Shared regulatory factors influencing mRNA translation rate and half-life in yeast.

Extensive research has highlighted the role of codon composition in regulating co-translational mRNA decay. Translational efficiency is often measured using a codon usage metric like the codon adaptation index (CAI), while mRNA stability is assessed through sequence- and structure-dependent metrics such as codon stabilization coefficient and internal unstructured segments (IUS). However, the question remains whether sequence-dependent translation parameters can influence mRNA stability, or if stability-related parameters can, in turn, regulate mRNA translation and overall co-translational decay.
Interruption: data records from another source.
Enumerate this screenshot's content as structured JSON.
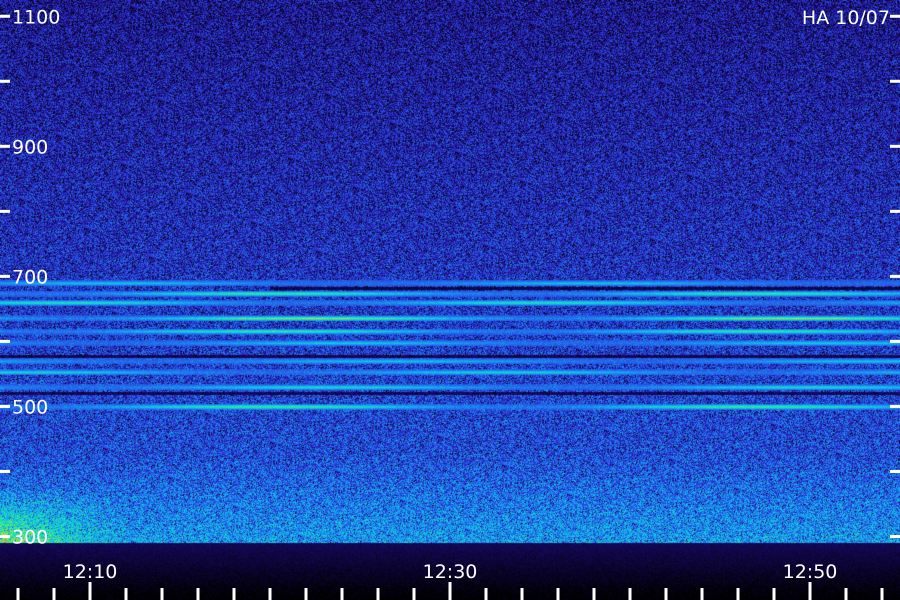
{
  "chart_data": {
    "type": "heatmap",
    "title": "",
    "annotation": "HA 10/07",
    "xlabel": "",
    "ylabel": "",
    "x_ticks": [
      "12:10",
      "12:30",
      "12:50"
    ],
    "x_range": [
      "12:05",
      "12:55"
    ],
    "x_minor_tick_step_min": 2,
    "y_ticks": [
      300,
      500,
      700,
      900,
      1100
    ],
    "y_range": [
      290,
      1125
    ],
    "y_minor_ticks": [
      300,
      400,
      500,
      600,
      700,
      800,
      900,
      1000,
      1100
    ],
    "colormap": [
      "#000000",
      "#1a0a6e",
      "#2c2cd0",
      "#1e78f0",
      "#10c8e8",
      "#20f090",
      "#e8e020",
      "#ff3010"
    ],
    "background_color": "#140a50",
    "emission_lines": [
      {
        "y": 674,
        "t_start": "12:05",
        "t_end": "12:55",
        "intensity": 0.85
      },
      {
        "y": 660,
        "t_start": "12:05",
        "t_end": "12:55",
        "intensity": 0.75
      },
      {
        "y": 636,
        "t_start": "12:05",
        "t_end": "12:55",
        "intensity": 1.0
      },
      {
        "y": 616,
        "t_start": "12:05",
        "t_end": "12:55",
        "intensity": 0.8
      },
      {
        "y": 598,
        "t_start": "12:05",
        "t_end": "12:55",
        "intensity": 0.55
      },
      {
        "y": 570,
        "t_start": "12:05",
        "t_end": "12:55",
        "intensity": 0.5
      },
      {
        "y": 553,
        "t_start": "12:05",
        "t_end": "12:55",
        "intensity": 0.6
      },
      {
        "y": 530,
        "t_start": "12:05",
        "t_end": "12:55",
        "intensity": 0.65
      },
      {
        "y": 500,
        "t_start": "12:05",
        "t_end": "12:55",
        "intensity": 0.9
      },
      {
        "y": 690,
        "t_start": "12:05",
        "t_end": "12:55",
        "intensity": 0.5
      }
    ],
    "dark_gaps": [
      {
        "y": 682,
        "t_start": "12:20",
        "t_end": "12:55"
      },
      {
        "y": 520,
        "t_start": "12:05",
        "t_end": "12:55"
      },
      {
        "y": 578,
        "t_start": "12:05",
        "t_end": "12:55"
      }
    ]
  }
}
Our approach integrates yeast mRNA sequence, structural, and ribosomal density (RD) data to explore the interconnected regulatory determinants that govern mRNA translation and degradation. Our findings offer new insights into how codon preferences and mRNA structuredness impact these processes, with CAI predominantly shaping translation rates and IUS affecting mRNA decay. Additionally, we observe that the impact of RD on co-translational mRNA decay is context-specific, depending on the dynamics of the primary regulators. These primary regulators are conserved across the genome and throughout evolution, emphasizing their importance in maintaining cellular function. We propose that optimizing both CAI and IUS is essential for improving mRNA-based drug delivery systems. A deeper understanding of the relationship between these factors could lead to more effective mRNA therapeutics.